# Electromagnetic wave phasor conversion

So I was given the electromagnetic E field equation in phasor form and I converted it to sinusoidal form. Is it correct ?

Also will it be a reflected wave since we have (wt+Bz) and not (wt-Bz) ?

Also will it be circularly polarized since it is constant at all angles ?

## 1 Answer

I'm a couple months late ...

Your math checks out, but your words are imprecise.

When we describe a quantity in phasor notation, we drop the $e^{+j\omega t}$ time dependence. That's because the frequency and time dependence should be implied. (Note that typically electrical engineers use the $e^{+j\omega t}$ time dependence convention, while physicists often use $e^{-j\omega t}$.)

The relationship between the electric field in the time domain $\mathcal{E}(x,y,z,t)$, and the electric field phasor $\mathbf{E}(x,y,z)$ is

$$\mathcal{E}(x,y,z,t) \equiv \text{Re}\left\{ \mathbf{E}(x,y,z) e^{+j\omega t}\right\}$$

in your case, you should write

$$\mathbf{E}(x,y,z) = 10^{-4}\left( \mathbf{\hat{x}} e^{j(20z)} + \mathbf{\hat{y}} e^{j(20z+\pi/2)} \right)$$ $$\mathcal{E}(x,y,z,t) = 10^{-4}\left( \mathbf{\hat{x}} \cos(\omega t+20z) - \mathbf{\hat{y}} \sin(\omega t+20z) \right)$$

Reflected vs transmitted, depends on the direction of an incident field, which you haven't told us. What I can tell you is that your wave is propagating in the $-z$ direction.

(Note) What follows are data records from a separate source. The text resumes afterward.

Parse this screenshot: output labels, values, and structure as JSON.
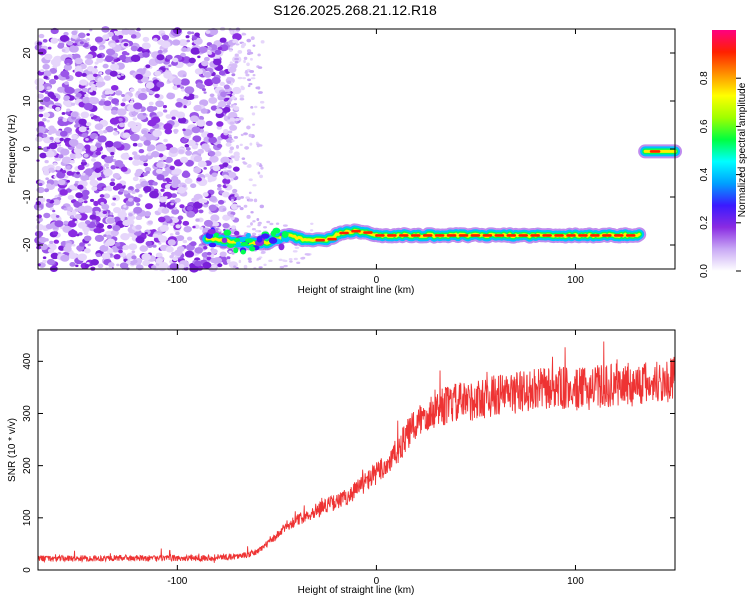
{
  "title": "S126.2025.268.21.12.R18",
  "chart_data": [
    {
      "type": "heatmap",
      "xlabel": "Height of straight line (km)",
      "ylabel": "Frequency (Hz)",
      "xlim": [
        -170,
        150
      ],
      "ylim": [
        -25,
        25
      ],
      "xticks": [
        -100,
        0,
        100
      ],
      "yticks": [
        -20,
        -10,
        0,
        10,
        20
      ],
      "colorbar": {
        "label": "Normalized spectral amplitude",
        "range": [
          0,
          1
        ],
        "ticks": [
          0.0,
          0.2,
          0.4,
          0.6,
          0.8
        ],
        "tick_labels": [
          "0.0",
          "0.2",
          "0.4",
          "0.6",
          "0.8"
        ],
        "colors": [
          "#ffffff",
          "#c9a9f5",
          "#8a2be2",
          "#3a1aff",
          "#00a0ff",
          "#00ffff",
          "#00ff40",
          "#a0ff00",
          "#ffff00",
          "#ff9000",
          "#ff2000",
          "#ff0080"
        ]
      },
      "ridge": [
        {
          "x": -85,
          "y": -18.5
        },
        {
          "x": -70,
          "y": -19.5
        },
        {
          "x": -55,
          "y": -19.5
        },
        {
          "x": -45,
          "y": -18.0
        },
        {
          "x": -35,
          "y": -19.0
        },
        {
          "x": -25,
          "y": -19.0
        },
        {
          "x": -18,
          "y": -17.5
        },
        {
          "x": -10,
          "y": -17.0
        },
        {
          "x": 0,
          "y": -18.0
        },
        {
          "x": 30,
          "y": -18.0
        },
        {
          "x": 60,
          "y": -18.0
        },
        {
          "x": 90,
          "y": -18.0
        },
        {
          "x": 120,
          "y": -18.0
        },
        {
          "x": 132,
          "y": -18.0
        }
      ],
      "secondary_ridge": {
        "x_range": [
          135,
          150
        ],
        "y": -0.5
      }
    },
    {
      "type": "line",
      "xlabel": "Height of straight line (km)",
      "ylabel": "SNR (10 * v/v)",
      "xlim": [
        -170,
        150
      ],
      "ylim": [
        0,
        460
      ],
      "xticks": [
        -100,
        0,
        100
      ],
      "yticks": [
        0,
        100,
        200,
        300,
        400
      ],
      "color": "#ee3333",
      "series": [
        {
          "x": [
            -170,
            -150,
            -130,
            -110,
            -90,
            -75,
            -65,
            -60,
            -55,
            -50,
            -45,
            -40,
            -35,
            -30,
            -25,
            -20,
            -15,
            -10,
            -5,
            0,
            5,
            10,
            15,
            20,
            25,
            30,
            40,
            50,
            60,
            70,
            80,
            90,
            100,
            110,
            120,
            130,
            140,
            150
          ],
          "values": [
            22,
            22,
            23,
            22,
            23,
            25,
            28,
            35,
            50,
            65,
            85,
            95,
            105,
            115,
            125,
            130,
            140,
            155,
            170,
            185,
            200,
            225,
            255,
            280,
            300,
            310,
            320,
            325,
            335,
            340,
            345,
            350,
            345,
            350,
            355,
            355,
            360,
            365
          ]
        }
      ]
    }
  ]
}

It is circularly polarized, but I don't know what you mean by "constant at all angles". It's circularly polarized because the polarization is rotating in a circle. At $t=-\frac{1}{\omega}20z$ the field is entirely polarized in the $+\mathbf{\hat{x}}$ direction. Increase the time to $t=-\frac{1}{\omega}20z + \frac{1}{\omega}\frac{\pi}{2}$, and it's polarized in the $-\mathbf{\hat{y}}$ direction. Increase in time another $\frac{1}{\omega}\frac{\pi}{2}$ and it's $-\mathbf{\hat{x}}$ polarized, another one and it's $+\mathbf{\hat{y}}$. Circular.

Also, if we want to be super picky, we should note that $20$ isn't unitless. It's $20 \text{meters}^{-1}$, or whatever length unit you're using for $z$.